Detik-detik pergantian tahun yang secara cuaca sangat bersahabat ini (karena biasanya hujan semalaman), tiada kemacetan terjadi seperti tahun-tahun yang silam. Dengan ditutupnya jalan-jalan tertentu, dan disediakannya kantong-kantong parkir yang representatif, saya kira keberhasilan acara tahun ini akan semakin memantapkan pihak Pemkot untuk menggelarnya lagi pada tahun-tahun mendatang.

Sayangnya, dari beberapa konsep acara di setiap zona yang berbeda, kok saya tidak mendengar ada pementasan ludruk di salah satunya. Kalau benar demikian, mungkin kesenian khas Surabaya ini sudah mati di daerah asalnya. Semoga belum, semoga jangan.
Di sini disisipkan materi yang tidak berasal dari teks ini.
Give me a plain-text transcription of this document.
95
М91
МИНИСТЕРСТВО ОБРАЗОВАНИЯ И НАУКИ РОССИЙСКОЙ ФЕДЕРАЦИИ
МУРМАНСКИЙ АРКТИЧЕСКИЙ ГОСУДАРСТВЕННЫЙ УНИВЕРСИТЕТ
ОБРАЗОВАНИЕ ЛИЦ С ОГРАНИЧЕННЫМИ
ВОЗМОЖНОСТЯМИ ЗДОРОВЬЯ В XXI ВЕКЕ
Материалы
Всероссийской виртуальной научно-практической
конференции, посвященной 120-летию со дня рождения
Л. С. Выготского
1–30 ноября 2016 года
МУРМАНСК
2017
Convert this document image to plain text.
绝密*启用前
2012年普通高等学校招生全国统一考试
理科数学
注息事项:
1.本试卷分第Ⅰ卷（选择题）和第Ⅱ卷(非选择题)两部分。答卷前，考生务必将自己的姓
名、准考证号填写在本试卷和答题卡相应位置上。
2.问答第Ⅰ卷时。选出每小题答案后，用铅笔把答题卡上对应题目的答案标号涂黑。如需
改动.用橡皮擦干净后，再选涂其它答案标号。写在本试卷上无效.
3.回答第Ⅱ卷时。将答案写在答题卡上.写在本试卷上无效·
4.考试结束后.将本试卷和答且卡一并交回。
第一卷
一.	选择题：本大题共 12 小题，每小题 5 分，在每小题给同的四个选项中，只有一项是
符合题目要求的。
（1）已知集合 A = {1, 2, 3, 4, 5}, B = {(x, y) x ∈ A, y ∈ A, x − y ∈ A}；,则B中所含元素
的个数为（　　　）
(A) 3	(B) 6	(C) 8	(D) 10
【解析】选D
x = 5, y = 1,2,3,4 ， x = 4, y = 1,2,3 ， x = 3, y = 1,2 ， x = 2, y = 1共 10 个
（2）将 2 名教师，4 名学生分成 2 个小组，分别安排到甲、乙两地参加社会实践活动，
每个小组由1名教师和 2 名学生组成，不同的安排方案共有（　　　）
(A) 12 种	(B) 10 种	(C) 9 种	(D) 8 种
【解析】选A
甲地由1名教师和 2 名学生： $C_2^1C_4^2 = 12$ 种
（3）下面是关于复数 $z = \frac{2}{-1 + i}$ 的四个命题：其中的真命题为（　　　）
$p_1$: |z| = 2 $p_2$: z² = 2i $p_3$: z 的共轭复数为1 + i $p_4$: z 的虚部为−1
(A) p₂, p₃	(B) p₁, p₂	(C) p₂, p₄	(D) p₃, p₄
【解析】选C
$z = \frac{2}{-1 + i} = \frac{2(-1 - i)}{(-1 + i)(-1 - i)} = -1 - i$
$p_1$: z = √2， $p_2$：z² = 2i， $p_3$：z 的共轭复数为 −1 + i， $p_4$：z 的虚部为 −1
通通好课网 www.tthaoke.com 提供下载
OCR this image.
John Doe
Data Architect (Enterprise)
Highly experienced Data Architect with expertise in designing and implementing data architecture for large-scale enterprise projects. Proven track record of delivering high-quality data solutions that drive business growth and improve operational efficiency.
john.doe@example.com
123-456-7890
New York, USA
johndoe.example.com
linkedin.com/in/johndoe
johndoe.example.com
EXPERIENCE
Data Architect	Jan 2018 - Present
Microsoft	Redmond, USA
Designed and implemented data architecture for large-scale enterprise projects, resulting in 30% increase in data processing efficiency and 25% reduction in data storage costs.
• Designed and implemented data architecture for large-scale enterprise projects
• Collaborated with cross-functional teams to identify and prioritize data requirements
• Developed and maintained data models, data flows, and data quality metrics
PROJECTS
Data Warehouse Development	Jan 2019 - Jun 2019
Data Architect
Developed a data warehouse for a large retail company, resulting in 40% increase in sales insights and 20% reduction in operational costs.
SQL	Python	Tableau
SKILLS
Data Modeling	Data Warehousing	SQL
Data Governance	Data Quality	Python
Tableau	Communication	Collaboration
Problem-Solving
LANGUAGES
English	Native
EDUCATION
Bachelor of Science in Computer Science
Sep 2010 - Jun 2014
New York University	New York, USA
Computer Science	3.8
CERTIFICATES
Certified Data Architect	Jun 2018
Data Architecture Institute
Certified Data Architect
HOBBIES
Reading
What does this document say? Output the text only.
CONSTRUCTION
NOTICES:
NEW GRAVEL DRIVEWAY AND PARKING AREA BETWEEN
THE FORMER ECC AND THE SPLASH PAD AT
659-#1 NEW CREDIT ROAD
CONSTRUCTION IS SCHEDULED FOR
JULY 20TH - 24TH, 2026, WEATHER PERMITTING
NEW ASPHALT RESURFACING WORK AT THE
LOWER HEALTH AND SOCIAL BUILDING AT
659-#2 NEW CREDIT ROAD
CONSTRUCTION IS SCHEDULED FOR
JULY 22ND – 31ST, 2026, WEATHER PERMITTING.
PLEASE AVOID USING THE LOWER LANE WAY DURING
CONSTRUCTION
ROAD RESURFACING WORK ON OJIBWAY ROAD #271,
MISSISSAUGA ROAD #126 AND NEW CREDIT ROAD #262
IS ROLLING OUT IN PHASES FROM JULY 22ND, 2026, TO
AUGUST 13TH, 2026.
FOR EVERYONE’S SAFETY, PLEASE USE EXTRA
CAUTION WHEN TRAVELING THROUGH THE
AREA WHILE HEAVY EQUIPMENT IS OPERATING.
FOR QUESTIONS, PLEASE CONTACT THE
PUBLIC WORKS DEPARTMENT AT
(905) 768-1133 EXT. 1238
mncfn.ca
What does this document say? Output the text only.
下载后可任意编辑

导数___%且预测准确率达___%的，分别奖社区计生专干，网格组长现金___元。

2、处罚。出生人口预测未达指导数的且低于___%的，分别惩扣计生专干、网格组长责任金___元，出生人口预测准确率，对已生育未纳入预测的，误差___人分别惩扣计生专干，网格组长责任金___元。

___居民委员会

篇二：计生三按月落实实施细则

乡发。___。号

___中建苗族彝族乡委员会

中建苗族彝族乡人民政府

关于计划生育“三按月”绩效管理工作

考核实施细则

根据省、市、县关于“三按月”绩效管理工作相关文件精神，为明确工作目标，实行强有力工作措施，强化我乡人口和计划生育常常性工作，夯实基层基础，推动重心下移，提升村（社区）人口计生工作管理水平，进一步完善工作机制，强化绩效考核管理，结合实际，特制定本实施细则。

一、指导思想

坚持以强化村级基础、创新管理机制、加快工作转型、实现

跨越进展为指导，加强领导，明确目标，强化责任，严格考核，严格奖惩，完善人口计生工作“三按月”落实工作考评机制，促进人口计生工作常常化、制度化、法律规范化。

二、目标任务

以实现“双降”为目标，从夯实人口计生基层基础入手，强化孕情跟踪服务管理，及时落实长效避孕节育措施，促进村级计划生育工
Bicara tentang ludruk, ketika kecil sepulang mengaji, nyaris setiap malam saya menyusup ke gedung kesenian di desa saya. Saya ingat, acara dimulai setelah beberapa kali petasan dibunyikan. Layar dikerek ke atas dan di tengah pentas berdiri penari remo, tarian pembuka. Disusul kemudian sederetan 'perempuan' berkebaya melantunkan gending-gending Jawa. (saya beri tanda kutip karena perempuan itu adalah wandu, laki-laki yang berdandan sebagai perempuan). Dan begitulah, sejauh yang saya tahu, ludruk senantiasa identik dengan hal demikian.

Sebelum lakon inti dimainkan, lebih dulu muncullah dagelan. Berpenutup kepala khas ludruk atau sering pula berkopiah, seorang dagelan muncul dengan jula-juli dan juga parik'an. Kalau jula-juli rangkaian kata yang dilagukan kait-mengait secara makna, dalam parikan sebelum isi (maksud) lebih dulu ada sampirannya. Ya, Sampeyan benar, semacam pantun.

Pantun terkenal pada masa penjajahan Jepang yang lahir dari seniman ludruk Surabaya adalah yang diucapkan Cak Durasim; pagupon omahe doro, melok Nippon tambah soro.

Bila Surabaya identik dengan ludruk, maka ludruk pun identik dengan parik'an. Ludruk mungkin sulit ditemui manggung di kota ini, tetapi parik'an dapat dengan mudah ditemui di jalan-jalan. Parik'an itu dipasang secara resmi oleh pihak kepolisian sebagai ajakan untuk tertib berlalu lintas.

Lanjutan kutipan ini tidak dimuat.